If you ran a small public health or workers' rights organization with a shoestring budget, what on earth could make you refuse to take a lot of money from the government?
For some, being asked to take the so-called was enough. The pledge is a few lines in a big law. The law 鈥 the U.S. Leadership Against HIV/AIDS, Tuberculosis, and Malaria Act 鈥 pours billions of dollars into the global fight against AIDS and other diseases. The pledge says that to get some of this money, groups doing HIV prevention work have to mouth the government's position "opposing prostitution," and avoid doing anything an official might construe as promoting prostitution. In practice, that has meant that health services providers and advocates for the rights of vulnerable workers have to close their doors to women and men who need help but who are involved in sex work.
The anti-prostitution pledge has caused many organizations to bite the hand that had fed them. Some, in places like Thailand, India, and Brazil, rejected U.S. funding because the pledge is too far out of line with humanitarian and human rights principles, or because they simply couldn't do effective HIV prevention work while ignoring a group of people who are both vulnerable to infection and potentially key allies in the promotion of sexual health. Some U.S.-based organizations brought suit, challenging the pledge as a violation of the Constitution's guarantee of free speech.

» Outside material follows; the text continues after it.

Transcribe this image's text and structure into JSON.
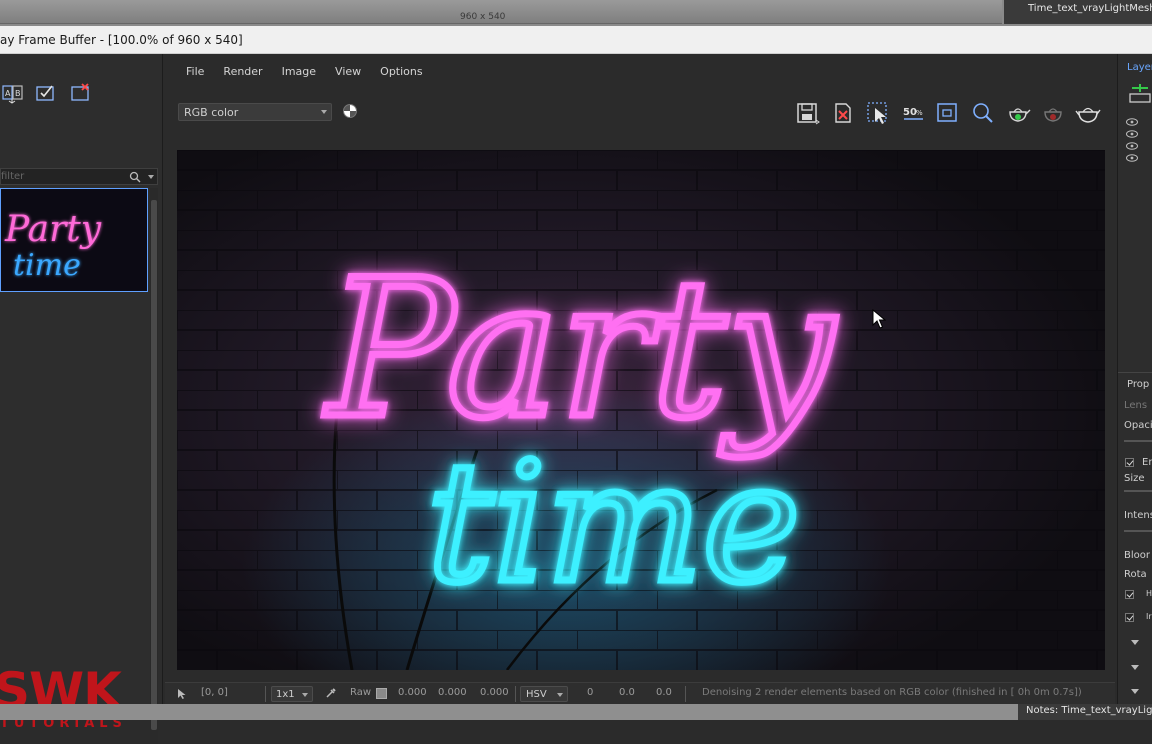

Yesterday, the 老澳门开奖结果 and the NYCLU filed a friend-of-the-court brief in that lawsuit on behalf of almost 25 public health and human rights organizations.
In terms of free speech, there's a lot at stake in this case. It's about the government doling out some money to private organizations, and then trying to dictate what those organizations can say 鈥 anywhere, anytime 鈥 about a controversial issue. According to the U.S. government, as long as an organization has taken a penny of government money to do HIV prevention work, it has to toe the party line, even when it is engaged in activity funded by money from sources other than the government. While it's true that in some situations the government can choose to promote one message over another when government funds are directly involved, that notion is now being stretched to dangerous lengths.
But the stakes in this case are highest in the real world. In a multitude of ways, the pledge has made it harder for organizations in the trenches of the fight against AIDS to do their job. Internationally-acclaimed HIV prevention programs have shut down or downsized, condom distribution programs have been slashed, and doctors and counselors have refused to provide sexual health information to people who need it. And women sex workers who, with the help of aid organizations, had united to oppose violence perpetrated against them by clients and police have found themselves isolated once again. All of this means needless infection, and needless suffering and death. It's hard to imagine a starker triumph of politics and ideology over human life.
A lower court has already suspended the pledge twice, and the government is now appealing. If the appeals court sides with the government, it will be a victory for state orthodoxy and a defeat for free speech, public health, and sensible public policy.